The Regulatory Patchwork
The legal uncertainty isn’t just about one court. AI companies must now navigate a fractured global landscape:
- UK and U.S.: Case-by-case judicial tests, often inconsistent across jurisdictions.
- EU: The AI Act mandates detailed summaries of copyrighted training data and grants creators the right to opt out.
- Japan: Explicitly permits commercial use of copyrighted material for training—making it a favored destination for model development.
Some companies may turn to “jurisdiction shopping,” training in Japan or similar environments while deploying globally. But with extraterritorial enforcement (especially from the EU), that strategy is increasingly risky.
Long-Term Market Impact
Whether through licensing or regulatory compliance, the industry is heading toward more structured, permission-based data practices. This will likely:
- Increase costs and raise the bar to entry.

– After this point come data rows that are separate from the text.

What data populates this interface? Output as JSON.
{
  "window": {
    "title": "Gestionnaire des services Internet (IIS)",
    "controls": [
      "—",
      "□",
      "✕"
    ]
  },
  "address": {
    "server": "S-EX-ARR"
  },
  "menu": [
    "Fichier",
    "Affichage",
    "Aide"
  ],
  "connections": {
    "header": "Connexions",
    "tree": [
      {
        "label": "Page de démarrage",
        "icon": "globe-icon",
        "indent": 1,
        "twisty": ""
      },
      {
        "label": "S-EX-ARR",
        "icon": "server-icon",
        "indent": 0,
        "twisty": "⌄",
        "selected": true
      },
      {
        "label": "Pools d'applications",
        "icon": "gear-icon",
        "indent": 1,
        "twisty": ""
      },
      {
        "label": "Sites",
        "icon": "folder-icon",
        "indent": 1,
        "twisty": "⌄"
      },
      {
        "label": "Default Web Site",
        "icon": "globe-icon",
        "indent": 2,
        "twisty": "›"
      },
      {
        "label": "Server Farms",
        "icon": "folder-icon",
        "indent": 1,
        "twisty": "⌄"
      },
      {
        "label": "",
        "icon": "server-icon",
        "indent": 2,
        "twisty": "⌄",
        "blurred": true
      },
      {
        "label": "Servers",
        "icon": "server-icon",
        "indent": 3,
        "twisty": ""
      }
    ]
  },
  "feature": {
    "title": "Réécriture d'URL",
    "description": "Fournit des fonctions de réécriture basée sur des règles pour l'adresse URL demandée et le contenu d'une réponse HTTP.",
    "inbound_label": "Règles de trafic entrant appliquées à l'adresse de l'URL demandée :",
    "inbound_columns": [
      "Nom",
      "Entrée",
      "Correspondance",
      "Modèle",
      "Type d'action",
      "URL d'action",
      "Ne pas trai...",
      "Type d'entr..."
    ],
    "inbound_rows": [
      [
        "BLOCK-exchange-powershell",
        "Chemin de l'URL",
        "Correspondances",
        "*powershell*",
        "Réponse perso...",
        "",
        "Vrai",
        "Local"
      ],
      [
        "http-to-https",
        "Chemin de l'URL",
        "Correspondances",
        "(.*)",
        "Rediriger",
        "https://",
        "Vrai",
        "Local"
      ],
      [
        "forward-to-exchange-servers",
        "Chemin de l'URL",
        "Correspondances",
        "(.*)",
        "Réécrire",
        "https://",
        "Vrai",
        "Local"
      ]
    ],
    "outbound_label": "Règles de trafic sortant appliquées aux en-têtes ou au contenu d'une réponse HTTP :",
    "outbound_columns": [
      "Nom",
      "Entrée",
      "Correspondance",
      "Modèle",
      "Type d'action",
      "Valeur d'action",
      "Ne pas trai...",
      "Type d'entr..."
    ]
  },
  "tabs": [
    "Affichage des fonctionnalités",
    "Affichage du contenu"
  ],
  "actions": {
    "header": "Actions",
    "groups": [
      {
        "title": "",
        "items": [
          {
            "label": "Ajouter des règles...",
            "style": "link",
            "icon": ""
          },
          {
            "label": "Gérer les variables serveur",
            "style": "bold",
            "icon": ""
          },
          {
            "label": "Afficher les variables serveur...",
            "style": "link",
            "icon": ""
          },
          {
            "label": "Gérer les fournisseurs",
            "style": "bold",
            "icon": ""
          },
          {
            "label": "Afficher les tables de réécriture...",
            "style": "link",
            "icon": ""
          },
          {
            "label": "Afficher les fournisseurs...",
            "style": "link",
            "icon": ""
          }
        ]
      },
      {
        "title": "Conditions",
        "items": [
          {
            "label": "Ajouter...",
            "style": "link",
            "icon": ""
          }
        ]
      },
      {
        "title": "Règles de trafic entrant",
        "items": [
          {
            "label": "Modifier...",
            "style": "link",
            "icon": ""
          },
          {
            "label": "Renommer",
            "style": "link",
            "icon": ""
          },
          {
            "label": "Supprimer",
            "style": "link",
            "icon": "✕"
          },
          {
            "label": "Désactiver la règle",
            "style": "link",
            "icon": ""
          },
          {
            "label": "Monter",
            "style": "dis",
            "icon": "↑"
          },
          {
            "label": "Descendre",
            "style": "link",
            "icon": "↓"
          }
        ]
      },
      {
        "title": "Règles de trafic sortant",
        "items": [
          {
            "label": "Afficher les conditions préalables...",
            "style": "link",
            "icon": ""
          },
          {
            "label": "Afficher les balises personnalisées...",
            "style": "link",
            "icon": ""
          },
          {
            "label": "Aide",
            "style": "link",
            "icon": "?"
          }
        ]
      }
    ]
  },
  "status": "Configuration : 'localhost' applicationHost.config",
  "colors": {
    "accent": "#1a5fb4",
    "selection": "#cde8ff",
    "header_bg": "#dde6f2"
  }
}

- Accelerate consolidation around major tech players.
- Spur innovation in synthetic data generation and copyright-clean datasets.
Synthetic training methods and partnerships with publishers could serve as alternatives—but they may reduce model performance, at least initially.
Final Thoughts
The Getty vs. Stability AI trial is a litmus test—not just of legal liability, but of how society balances the rights of creators with the needs of technical innovation.
The AI community is watching closely. Courts may side with creators, affirming that permission must precede progress. Or they may uphold transformative use and pattern learning as fair game. But the broader shift is already underway: licensing, consent, and data provenance are becoming core to model development.
For AI companies, it’s no longer just about building better models. It’s about building responsibly—within legal boundaries that are still being written, one ruling at a time.